Segundo disse Vasco Chemane, estudos apontam para uma relação entre mega projectos e Pequenas e Médias Empresas (PME). Fundamentalmente, tudo gira em torno de três problemas. Primeiro, a competência das pessoas. Segundo, a gestão da qualidade. Terceiro, o financiamento.

Assim, o que a Conecta Negócios procura fazer, nas suas oficinas, é, sobretudo, reduzir os recorrentes problemas relacionados com a competência, a gestão da qualidade e o financiamento, de modo que o número de dificuldades de empresas formadas seja o mínimo possível.

Na Conecta Negócios, a formação em gestão e empreendedorismo tem 36 horas. A formação em gestão dura uma semana. Vasco Chemane acrescentou: “A empresa, para se considerar apta, tem de começar na base da pirâmide, na qual se aprende lições sobre gestão e empreendedorismo, até chegar ao topo da pirâmide, no qual se tem acesso ao financiamento. Para o efeito, o desempenho e o comportamento ao longo da formação é importante”.

A meta da Conecta Negócios é de formar 10 mil entidades em seis anos.

A segunda sessão da MOZGROW teve como orador o Director Central-Adjunto do BCI. Falando aos participantes do evento, Gerónimo Massolonga, primeiro, enquadrou o funcionamento da sua instituição bancária dentro de um contexto económico favorável para os negócios e potenciais investidores. Segundo disse, a evolução do PIB real e da taxa de inflação homóloga, no actual contexto, permite que as empresas reduzam custos com financiamento e tenham margem para investir em outras áreas.

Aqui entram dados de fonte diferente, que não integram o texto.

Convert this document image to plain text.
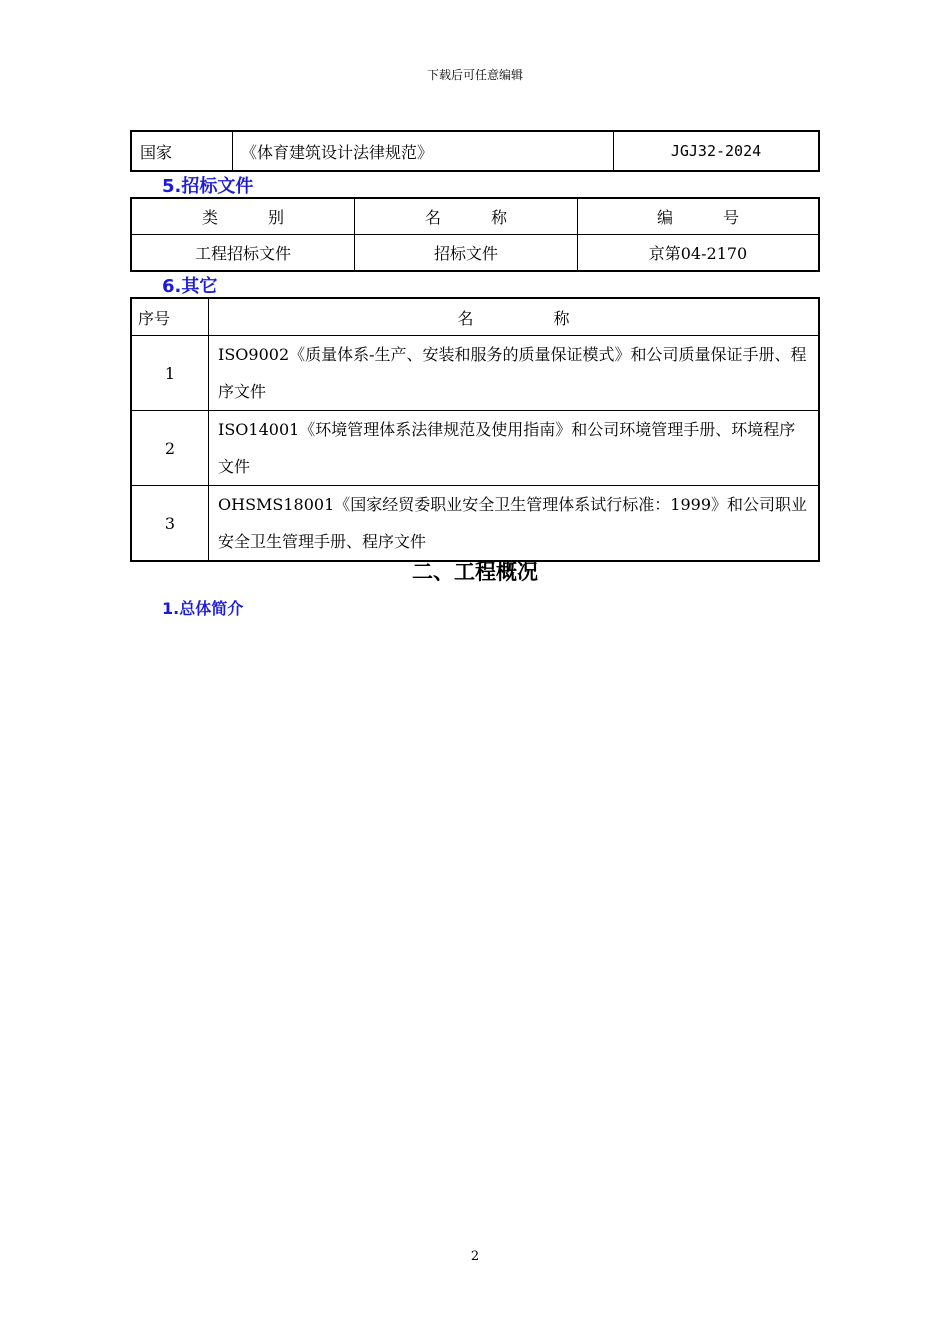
下载后可任意编辑
国家	《体育建筑设计法律规范》	JGJ32-2024
5.招标文件
类 别	名 称	编 号
工程招标文件	招标文件	京第04-2170
6.其它
序号	名 称
1	ISO9002《质量体系-生产、安装和服务的质量保证模式》和公司质量保证手册、程序文件
2	ISO14001《环境管理体系法律规范及使用指南》和公司环境管理手册、环境程序文件
3	OHSMS18001《国家经贸委职业安全卫生管理体系试行标准：1999》和公司职业安全卫生管理手册、程序文件
二、工程概况
1.总体简介
2
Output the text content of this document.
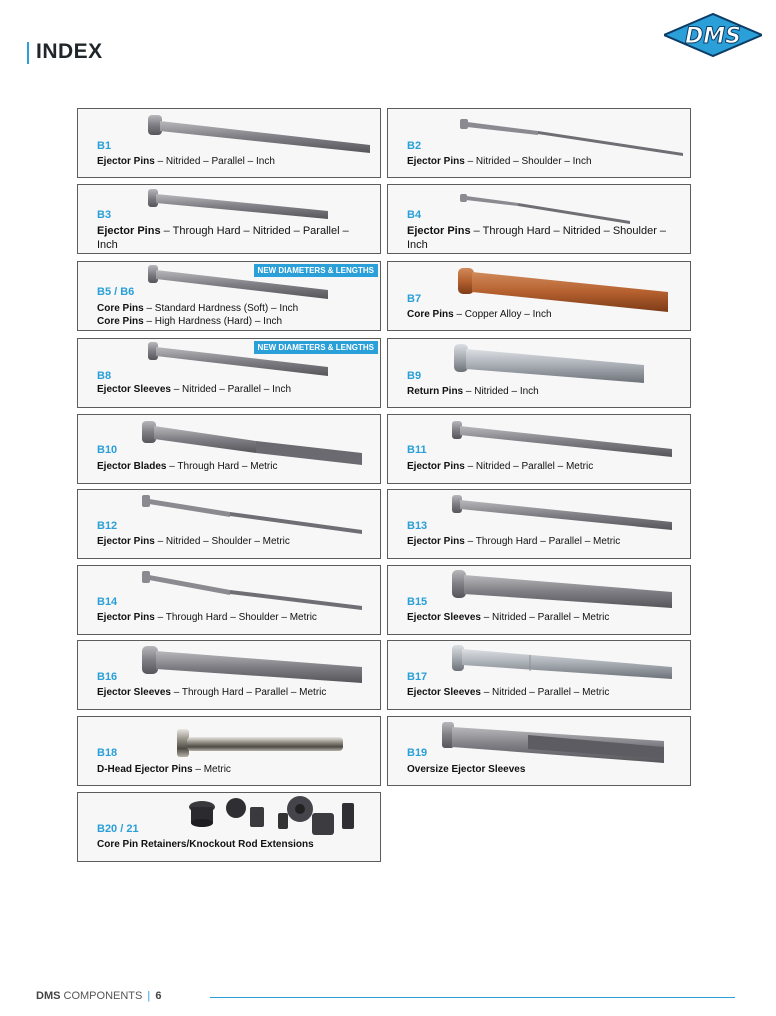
INDEX
DMS
B1
Ejector Pins – Nitrided – Parallel – Inch
B2
Ejector Pins – Nitrided – Shoulder – Inch
B3
Ejector Pins – Through Hard – Nitrided – Parallel – Inch
B4
Ejector Pins – Through Hard – Nitrided – Shoulder – Inch
NEW DIAMETERS & LENGTHS
B5 / B6
Core Pins – Standard Hardness (Soft) – Inch
Core Pins – High Hardness (Hard) – Inch
B7
Core Pins – Copper Alloy – Inch
NEW DIAMETERS & LENGTHS
B8
Ejector Sleeves – Nitrided – Parallel – Inch
B9
Return Pins – Nitrided – Inch
B10
Ejector Blades – Through Hard – Metric
B11
Ejector Pins – Nitrided – Parallel – Metric
B12
Ejector Pins – Nitrided – Shoulder – Metric
B13
Ejector Pins – Through Hard – Parallel – Metric
B14
Ejector Pins – Through Hard – Shoulder – Metric
B15
Ejector Sleeves – Nitrided – Parallel – Metric
B16
Ejector Sleeves – Through Hard – Parallel – Metric
B17
Ejector Sleeves – Nitrided – Parallel – Metric
B18
D-Head Ejector Pins – Metric
B19
Oversize Ejector Sleeves
B20 / 21
Core Pin Retainers/Knockout Rod Extensions
DMS COMPONENTS | 6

Estendendo mais a sua abordagem, o Director Central-Adjunto do BCI disse que o crescimento do seu banco tem favorecido o financiamento da economia moçambicana, o que permite às Pequenas e Médias Empresas (PME) desenvolver as suas actividades num contexto de taxas de juros atractivas.

Afunilando mais a abordagem para o tema em questão, designado “Soluções BCI ao desenvolvimento do agronegócio”, Gerónimo Massolonga informou ao auditório da Arena 3D, na Catembe, Cidade de Maputo, que o BCI apoia o sector da agricultura há mais de 20 anos.

Neste momento, o BCI possui cinco soluções para a agricultura, que são: Fundo empresarial da cooperação portuguesa, Fundo de garantias com  instituto de amêndoas de Moçambique, Linha eco ambiental, Linha BCI negócios SASOL e Linha de crédito para PME e Jovens empreendedores.

Segundo disse , Gerónimo Massolonga, o BCI tem promovido as suas ofertas através das plataformas digitais, sendo que, em caso de necessidade, os potenciais investidores ou interessados em aceder às linhas de crédito podem deslocar-se às suas representações nas capitais provinciais e distritais. O que se exige, entretanto, é que o interessado seja cliente do BCI e que dê garantia de que consegue pagar o financiamento que pretende obter.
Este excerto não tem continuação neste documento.